Mailbox Monday has returned home to Mailbox Monday’s site this year.
Three books this week; two in the mail and one from the library.
The first one I got from Paperbackswap after Samantha recommended it to me on Twitter.
Harry Dresden is the best at what he does. Well, technically, he’s the only at what he does. So when the Chicago P.D. has a case that transcends mortal creativity or capability, they come to him for answers. For the “everyday” world is actually full of strange and magical things – and most of them don’t play well with humans. That’s where Harry comes in. Takes a wizard to catch a – well, whatever.
There’s just one problem. Business, to put it mildly, stinks. So when the police bring him in to consult on a grisly double murder committed with black magic, Harry’s seeing dollar signs. But where there’s black magic, there’s a black mage behind it. And now that mage knows Harry’s name. And that’s when things start to get … interesting.
The second book came from my publicist contact for a blog tour.
The body of a disgraced college lecturer Gavin Miller is found on an abandoned railway line by a woman out walking her dog early one winter morning. In the four years since Miller’s dismissal for sexual misconduct, he’s been living like a hermit, listening to music from his college days and existing as frugally as possible on the outskirts of a small village. So where did he get the five thousand pounds found in his pocket?
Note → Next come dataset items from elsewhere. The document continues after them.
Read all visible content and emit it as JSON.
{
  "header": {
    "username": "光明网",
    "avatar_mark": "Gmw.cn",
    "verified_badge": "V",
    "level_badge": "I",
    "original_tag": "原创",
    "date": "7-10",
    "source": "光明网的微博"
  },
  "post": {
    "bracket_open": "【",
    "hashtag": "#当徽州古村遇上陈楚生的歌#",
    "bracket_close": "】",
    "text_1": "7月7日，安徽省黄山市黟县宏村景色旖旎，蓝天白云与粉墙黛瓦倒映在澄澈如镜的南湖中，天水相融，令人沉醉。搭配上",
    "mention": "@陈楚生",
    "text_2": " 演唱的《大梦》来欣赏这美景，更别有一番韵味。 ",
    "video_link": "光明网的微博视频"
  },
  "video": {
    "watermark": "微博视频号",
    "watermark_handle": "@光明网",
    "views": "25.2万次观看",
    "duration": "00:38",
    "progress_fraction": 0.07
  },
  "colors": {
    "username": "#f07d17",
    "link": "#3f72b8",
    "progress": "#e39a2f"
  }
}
Leading the investigation, Detective Chief Inspector Alan Banks begins to suspect that the victim’s past may be connected to his death. Forty years earlier the dead man attended a university that was a hotbed of militant protest and divisive, bitter politics. And as the seasoned detective well knows, some grudges are never forgotten – or forgiven.
Just as Banks is about to break the case open, his superior warns him to back off or risk losing the promotion he has been promised. Yet Banks isn’t about to stop, even if it means risking his career altogether. He’s certain there’s more to the mystery than meets the eye, and more skeletons to uncover before the case can finally be closed.
And one from the library:
In Then Everything Changed, Jeff Greenfield created a “riveting” (The New York Times), “captivating” (Doris Kearns Goodwin) exploration of three modern political alternate histories. Based on memoirs, histories, oral histories, fresh reporting, and his own deep knowledge of the players, the book looked at the tiny hinges of history – and the extraordinary changes that would have resulted if they had gone another way.
Now Greenfield presents him most compelling narrative of all, about the historical event that has riveted us for fifty years. What if John F. Kennedy had not been killed on that fateful day? What would the 1964 campaign have looked like? Would changes have been made to the ticket? How would a Kennedy second term have approached Vietnam, civil rights, the Cold War? What would Kennedy have had to give up – and what would he have gained? With powerful enemies against him, would his indiscreet private life finally have become public? How would his health issues have affected his presidency? And what small turns of fate in the days and years before Dallas might have kept him from ever reaching the White House in the first place?
As in Then Everything Changed, the answers Greenfield provides, the scenarios he develops, are startlingly realistic, rich in detail, shocking in their projections, but always deeply, remarkably plausible – and a pure delight to read. It is a tour de force of American political history.